Found in 2-4% of methodology chapters. If your research questions ask "how" but your methods collect numbers, your committee sees a fundamental design flaw.
Ensure the stated methodology aligns with the research questions and data collection methods.
Methodology alignment means your research questions, research design, data collection methods, and data analysis procedures all point in the same direction. When a student writes exploratory "how" questions but proposes a survey with Likert scales, or asks about numerical relationships but plans to conduct interviews, the committee sees a misalignment that threatens the entire study's validity.
This issue usually emerges when students change their research questions during the writing process but don't fully update the methodology chapter to match. You started with qualitative questions, switched to mixed methods after your committee meeting, updated Chapter 1, but Chapter 3 still describes a purely qualitative design. Or you refined your questions to be more specific, but your data collection instruments still target the broader original questions.

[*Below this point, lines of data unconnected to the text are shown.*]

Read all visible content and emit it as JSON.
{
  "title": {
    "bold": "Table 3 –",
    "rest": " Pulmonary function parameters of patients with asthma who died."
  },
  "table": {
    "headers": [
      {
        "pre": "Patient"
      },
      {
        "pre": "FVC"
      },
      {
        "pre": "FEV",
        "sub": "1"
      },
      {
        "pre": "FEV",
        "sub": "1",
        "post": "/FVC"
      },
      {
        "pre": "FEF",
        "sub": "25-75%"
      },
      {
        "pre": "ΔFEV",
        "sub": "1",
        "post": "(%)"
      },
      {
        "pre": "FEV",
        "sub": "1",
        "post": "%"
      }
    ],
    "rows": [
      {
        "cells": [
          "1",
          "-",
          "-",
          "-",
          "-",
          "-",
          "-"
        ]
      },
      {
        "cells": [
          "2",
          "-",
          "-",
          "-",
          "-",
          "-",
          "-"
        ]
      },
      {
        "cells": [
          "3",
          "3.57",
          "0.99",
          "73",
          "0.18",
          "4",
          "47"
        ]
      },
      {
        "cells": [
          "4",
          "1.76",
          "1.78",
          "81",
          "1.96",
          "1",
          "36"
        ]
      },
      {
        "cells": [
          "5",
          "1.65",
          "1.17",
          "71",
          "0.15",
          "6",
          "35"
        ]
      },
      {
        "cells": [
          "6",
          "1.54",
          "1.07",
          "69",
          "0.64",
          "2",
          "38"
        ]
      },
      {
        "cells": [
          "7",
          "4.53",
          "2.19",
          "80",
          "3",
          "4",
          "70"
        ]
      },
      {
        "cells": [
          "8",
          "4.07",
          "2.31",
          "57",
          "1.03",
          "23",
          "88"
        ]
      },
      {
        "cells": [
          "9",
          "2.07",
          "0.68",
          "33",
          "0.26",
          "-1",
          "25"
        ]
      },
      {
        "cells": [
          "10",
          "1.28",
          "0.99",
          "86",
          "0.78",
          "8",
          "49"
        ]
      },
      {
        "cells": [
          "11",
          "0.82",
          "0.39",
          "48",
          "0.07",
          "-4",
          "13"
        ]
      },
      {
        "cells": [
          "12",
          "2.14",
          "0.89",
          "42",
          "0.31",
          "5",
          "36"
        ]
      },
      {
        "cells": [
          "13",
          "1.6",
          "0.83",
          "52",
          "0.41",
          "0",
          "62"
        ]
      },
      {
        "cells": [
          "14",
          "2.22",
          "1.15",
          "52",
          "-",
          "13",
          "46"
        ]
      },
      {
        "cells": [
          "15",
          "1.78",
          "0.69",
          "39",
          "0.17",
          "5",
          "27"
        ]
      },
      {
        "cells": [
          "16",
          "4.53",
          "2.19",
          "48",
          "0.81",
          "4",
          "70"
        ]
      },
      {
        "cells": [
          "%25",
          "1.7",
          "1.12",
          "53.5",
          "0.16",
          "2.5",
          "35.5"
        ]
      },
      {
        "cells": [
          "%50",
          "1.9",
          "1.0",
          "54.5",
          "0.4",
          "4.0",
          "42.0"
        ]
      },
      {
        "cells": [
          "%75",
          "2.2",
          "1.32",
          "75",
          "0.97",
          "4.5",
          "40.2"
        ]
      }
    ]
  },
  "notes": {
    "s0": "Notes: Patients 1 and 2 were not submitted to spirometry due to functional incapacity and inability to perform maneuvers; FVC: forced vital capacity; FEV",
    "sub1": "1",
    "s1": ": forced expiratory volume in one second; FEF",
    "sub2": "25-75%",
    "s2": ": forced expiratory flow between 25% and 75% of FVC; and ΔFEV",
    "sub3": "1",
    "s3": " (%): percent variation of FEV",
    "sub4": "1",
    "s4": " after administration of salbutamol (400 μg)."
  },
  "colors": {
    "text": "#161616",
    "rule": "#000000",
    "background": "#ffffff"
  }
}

Alignment needs to be explicit, not implied. Your committee wants to trace a clear line from each research question to the specific data source that will answer it, to the specific analysis technique that will process that data. If you have three research questions, your methodology chapter should clearly state which data collection method addresses which question and which analysis technique will be applied to that data.
Committees flag mismatches between research questions and methodology as a fundamental design flaw that undermines the entire study.
This qualitative study used surveys with Likert scales to measure participant attitudes.
This qualitative study used semi-structured interviews to explore participant experiences and perspectives.
A "relationship" question implies quantitative measurement, not qualitative interviews.
RQ1: What is the relationship between teacher self-efficacy and student achievement? Methodology: Semi-structured interviews with 12 participants.
RQ1: What is the relationship between teacher self-efficacy and student achievement? Methodology: Correlational analysis of Teacher Sense of Efficacy Scale scores and standardized test results from 150 participants.
A "how do people experience" question requires qualitative analysis, not statistical tests.
RQ: How do principals experience the transition to remote leadership? Data analysis: Descriptive statistics and t-tests.
RQ: How do principals experience the transition to remote leadership? Data analysis: Thematic analysis of interview transcripts using Braun and Clarke's (2006) six-phase approach.
Mixed data types require a mixed methods design, not a purely qualitative label.
RQ1 addresses perceptions (interviews). RQ2 addresses outcomes (test scores). Design: Qualitative phenomenology.
RQ1 addresses perceptions (interviews, qualitative). RQ2 addresses outcomes (test scores, quantitative). Design: Explanatory sequential mixed methods (Creswell & Plano Clark, 2018).